7【財政状態、経営成績及びキャッシュ・フローの状況の分析】

 当社グループに関する財政状態、経営成績及びキャッシュ・フローの状況の分析・検討内容は原則として連結財務諸表に基づいて分析した内容であります。 

 なお、文中の将来に関する事項は、当連結会計年度末現在において当社グループが判断したものであります。

 

(1) 重要な会計方針及び見積り

 当社グループの連結財務諸表は我が国において一般に公正妥当と認められる企業会計の基準に準拠して作成しております。その作成には経営者による会計方針の選択・適用、資産・負債及び収益・費用の報告金額及び開示に影響を与える見積りを必要とします。経営者は、これらの見積りについて過去の実績等を勘案して合理的に判断しておりますが、実際の結果は、見積り特有の不確実性があるため、これらの見積りと異なる場合があります。

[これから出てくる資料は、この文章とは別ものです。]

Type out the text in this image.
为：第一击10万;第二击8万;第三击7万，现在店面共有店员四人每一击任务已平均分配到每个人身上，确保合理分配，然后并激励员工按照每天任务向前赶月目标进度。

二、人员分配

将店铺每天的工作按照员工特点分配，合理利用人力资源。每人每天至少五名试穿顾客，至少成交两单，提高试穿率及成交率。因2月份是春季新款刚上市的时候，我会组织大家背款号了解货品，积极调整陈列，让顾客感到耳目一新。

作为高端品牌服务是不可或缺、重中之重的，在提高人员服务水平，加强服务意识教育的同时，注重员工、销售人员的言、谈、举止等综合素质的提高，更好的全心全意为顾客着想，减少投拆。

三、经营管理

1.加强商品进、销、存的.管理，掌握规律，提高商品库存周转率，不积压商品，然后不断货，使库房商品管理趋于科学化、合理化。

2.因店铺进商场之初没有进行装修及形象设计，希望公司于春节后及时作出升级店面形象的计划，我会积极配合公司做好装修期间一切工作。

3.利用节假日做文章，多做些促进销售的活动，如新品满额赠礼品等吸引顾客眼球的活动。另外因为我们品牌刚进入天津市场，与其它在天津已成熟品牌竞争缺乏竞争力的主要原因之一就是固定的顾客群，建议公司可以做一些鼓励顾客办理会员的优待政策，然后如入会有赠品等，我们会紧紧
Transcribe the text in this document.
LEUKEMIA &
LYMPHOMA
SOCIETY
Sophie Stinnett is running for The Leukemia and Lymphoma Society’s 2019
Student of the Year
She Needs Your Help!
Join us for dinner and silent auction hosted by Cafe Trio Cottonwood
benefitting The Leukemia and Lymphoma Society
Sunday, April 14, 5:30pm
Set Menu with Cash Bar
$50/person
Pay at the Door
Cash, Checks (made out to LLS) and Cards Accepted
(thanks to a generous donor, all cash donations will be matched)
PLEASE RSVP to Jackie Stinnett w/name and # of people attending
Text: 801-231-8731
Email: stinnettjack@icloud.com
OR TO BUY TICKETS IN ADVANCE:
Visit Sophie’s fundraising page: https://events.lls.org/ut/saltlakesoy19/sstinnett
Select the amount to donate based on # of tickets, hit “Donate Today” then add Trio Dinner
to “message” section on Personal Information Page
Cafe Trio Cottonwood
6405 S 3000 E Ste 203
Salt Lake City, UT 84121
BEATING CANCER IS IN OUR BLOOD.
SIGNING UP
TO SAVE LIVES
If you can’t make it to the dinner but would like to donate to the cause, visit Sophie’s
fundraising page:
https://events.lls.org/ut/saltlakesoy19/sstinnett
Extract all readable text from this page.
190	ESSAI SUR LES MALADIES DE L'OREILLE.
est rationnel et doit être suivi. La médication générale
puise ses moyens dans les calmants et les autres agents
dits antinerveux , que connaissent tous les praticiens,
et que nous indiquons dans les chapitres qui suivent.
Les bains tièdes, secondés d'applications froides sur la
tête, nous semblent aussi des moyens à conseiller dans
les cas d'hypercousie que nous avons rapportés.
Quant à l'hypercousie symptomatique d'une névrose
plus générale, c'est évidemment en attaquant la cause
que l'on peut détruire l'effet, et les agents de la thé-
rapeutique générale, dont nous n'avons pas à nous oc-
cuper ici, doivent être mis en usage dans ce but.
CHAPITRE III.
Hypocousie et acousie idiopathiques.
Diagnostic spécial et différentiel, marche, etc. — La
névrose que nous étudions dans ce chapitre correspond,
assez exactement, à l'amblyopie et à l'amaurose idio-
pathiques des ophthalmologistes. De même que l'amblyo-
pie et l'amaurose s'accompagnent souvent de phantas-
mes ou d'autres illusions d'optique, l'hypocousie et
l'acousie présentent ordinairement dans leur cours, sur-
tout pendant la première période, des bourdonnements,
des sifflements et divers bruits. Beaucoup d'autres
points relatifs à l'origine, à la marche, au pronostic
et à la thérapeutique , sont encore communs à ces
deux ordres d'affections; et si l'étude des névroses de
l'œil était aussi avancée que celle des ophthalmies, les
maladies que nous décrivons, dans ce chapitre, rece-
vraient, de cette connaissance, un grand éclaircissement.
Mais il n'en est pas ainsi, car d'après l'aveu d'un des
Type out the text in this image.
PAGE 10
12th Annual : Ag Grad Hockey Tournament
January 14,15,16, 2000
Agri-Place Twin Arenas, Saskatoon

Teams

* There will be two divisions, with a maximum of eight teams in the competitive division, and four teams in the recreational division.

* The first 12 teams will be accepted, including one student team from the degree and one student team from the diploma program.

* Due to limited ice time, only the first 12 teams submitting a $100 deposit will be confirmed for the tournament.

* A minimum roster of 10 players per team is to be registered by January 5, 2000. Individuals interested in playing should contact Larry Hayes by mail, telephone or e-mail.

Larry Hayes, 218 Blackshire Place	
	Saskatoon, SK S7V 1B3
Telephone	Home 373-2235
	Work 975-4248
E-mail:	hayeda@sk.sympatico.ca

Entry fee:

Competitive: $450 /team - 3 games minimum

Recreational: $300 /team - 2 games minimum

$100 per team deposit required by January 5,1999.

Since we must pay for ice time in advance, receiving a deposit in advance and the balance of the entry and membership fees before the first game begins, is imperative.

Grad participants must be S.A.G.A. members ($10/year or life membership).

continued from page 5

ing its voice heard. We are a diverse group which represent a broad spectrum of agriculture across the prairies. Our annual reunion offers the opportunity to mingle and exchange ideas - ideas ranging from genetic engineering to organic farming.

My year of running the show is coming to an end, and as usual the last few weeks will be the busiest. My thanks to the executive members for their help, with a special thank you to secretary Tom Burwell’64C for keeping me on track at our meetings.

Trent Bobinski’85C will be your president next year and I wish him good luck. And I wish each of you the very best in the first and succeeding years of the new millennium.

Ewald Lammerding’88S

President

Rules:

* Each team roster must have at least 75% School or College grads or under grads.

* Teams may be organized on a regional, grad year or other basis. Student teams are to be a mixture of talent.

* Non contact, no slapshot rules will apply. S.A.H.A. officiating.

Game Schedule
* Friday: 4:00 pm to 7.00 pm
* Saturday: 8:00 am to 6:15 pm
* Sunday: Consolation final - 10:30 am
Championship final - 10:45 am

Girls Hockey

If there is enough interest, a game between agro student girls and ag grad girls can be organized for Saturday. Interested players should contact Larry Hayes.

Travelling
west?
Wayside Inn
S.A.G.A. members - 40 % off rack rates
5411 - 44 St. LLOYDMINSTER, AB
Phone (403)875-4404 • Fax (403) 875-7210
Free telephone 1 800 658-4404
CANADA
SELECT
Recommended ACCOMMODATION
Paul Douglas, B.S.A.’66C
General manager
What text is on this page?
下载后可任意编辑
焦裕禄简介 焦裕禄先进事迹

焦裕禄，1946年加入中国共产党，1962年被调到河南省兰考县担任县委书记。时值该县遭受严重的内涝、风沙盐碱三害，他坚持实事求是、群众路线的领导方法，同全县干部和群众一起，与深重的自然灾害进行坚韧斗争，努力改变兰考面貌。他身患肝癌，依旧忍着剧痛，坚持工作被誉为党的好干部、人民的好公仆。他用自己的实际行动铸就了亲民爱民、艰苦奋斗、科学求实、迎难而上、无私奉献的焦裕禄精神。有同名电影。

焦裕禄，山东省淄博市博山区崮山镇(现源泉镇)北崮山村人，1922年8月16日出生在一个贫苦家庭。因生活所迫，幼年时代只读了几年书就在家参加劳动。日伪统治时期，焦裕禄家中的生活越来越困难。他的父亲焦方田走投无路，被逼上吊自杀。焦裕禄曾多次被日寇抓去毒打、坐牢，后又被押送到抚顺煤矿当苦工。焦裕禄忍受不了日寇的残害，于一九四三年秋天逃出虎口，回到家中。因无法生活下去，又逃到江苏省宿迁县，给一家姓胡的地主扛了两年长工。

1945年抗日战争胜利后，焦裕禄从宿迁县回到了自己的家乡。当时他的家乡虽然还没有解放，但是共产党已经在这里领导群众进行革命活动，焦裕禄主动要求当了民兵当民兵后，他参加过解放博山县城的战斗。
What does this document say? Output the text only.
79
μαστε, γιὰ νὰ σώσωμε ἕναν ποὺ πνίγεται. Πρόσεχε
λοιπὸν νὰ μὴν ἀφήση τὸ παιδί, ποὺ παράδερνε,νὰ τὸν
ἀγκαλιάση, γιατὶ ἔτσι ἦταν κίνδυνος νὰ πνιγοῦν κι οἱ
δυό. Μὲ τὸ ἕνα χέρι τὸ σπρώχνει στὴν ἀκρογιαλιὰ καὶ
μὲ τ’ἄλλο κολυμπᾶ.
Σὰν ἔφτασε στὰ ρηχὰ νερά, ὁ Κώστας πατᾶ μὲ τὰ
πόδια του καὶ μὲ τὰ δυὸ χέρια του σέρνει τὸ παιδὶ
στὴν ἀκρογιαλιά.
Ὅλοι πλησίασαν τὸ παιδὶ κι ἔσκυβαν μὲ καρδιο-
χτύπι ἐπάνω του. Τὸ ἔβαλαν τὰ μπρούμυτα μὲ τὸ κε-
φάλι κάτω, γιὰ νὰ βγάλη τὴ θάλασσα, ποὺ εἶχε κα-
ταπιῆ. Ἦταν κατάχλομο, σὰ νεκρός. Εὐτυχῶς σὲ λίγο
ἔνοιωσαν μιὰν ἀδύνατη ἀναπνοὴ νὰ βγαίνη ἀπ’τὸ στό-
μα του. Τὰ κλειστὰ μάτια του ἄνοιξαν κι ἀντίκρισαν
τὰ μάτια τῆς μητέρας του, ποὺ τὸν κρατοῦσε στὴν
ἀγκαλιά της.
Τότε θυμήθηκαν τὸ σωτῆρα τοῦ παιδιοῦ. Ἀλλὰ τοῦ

 当社グループの連結財務諸表で採用する重要な会計方針は、第5経理の状況の連結財務諸表の「連結財務諸表作成のための基本となる重要な事項」に記載しておりますが、特に以下の重要な会計方針が連結財務諸表作成における重要な見積りの判断に影響を及ぼすと考えております。

 

① 収益の認識基準

 当社グループの売上高は、通常、発注書等に基づき顧客に対し製品が出荷された時点、又はサービスが提供された時点で売上を計上しております。

 

② 貸倒引当金の計上基準

 当社グループは、売上債権等の貸倒損失に備えて回収不能となる見積額を貸倒引当金に計上しております。将来、顧客の財政状態が悪化し支払能力が低下した場合には、引当金の追加計上又は貸倒損失が発生する可能性があります。

 

③ 棚卸資産の評価基準

 当社グループは、棚卸資産の評価基準は原価法(貸借対照表価額は収益性の低下による簿価切下げの方法により算定)によっております。

 

④ 有価証券の減損処理

 当社グループは、金融機関や販売又は仕入に係る取引会社の株式を保有しております。これらの株式は株式市場の価格変動リスクを負っているため、第5経理の状況の有価証券関係の注記に記載している合理的な基準に基づいて有価証券の減損処理を行っております。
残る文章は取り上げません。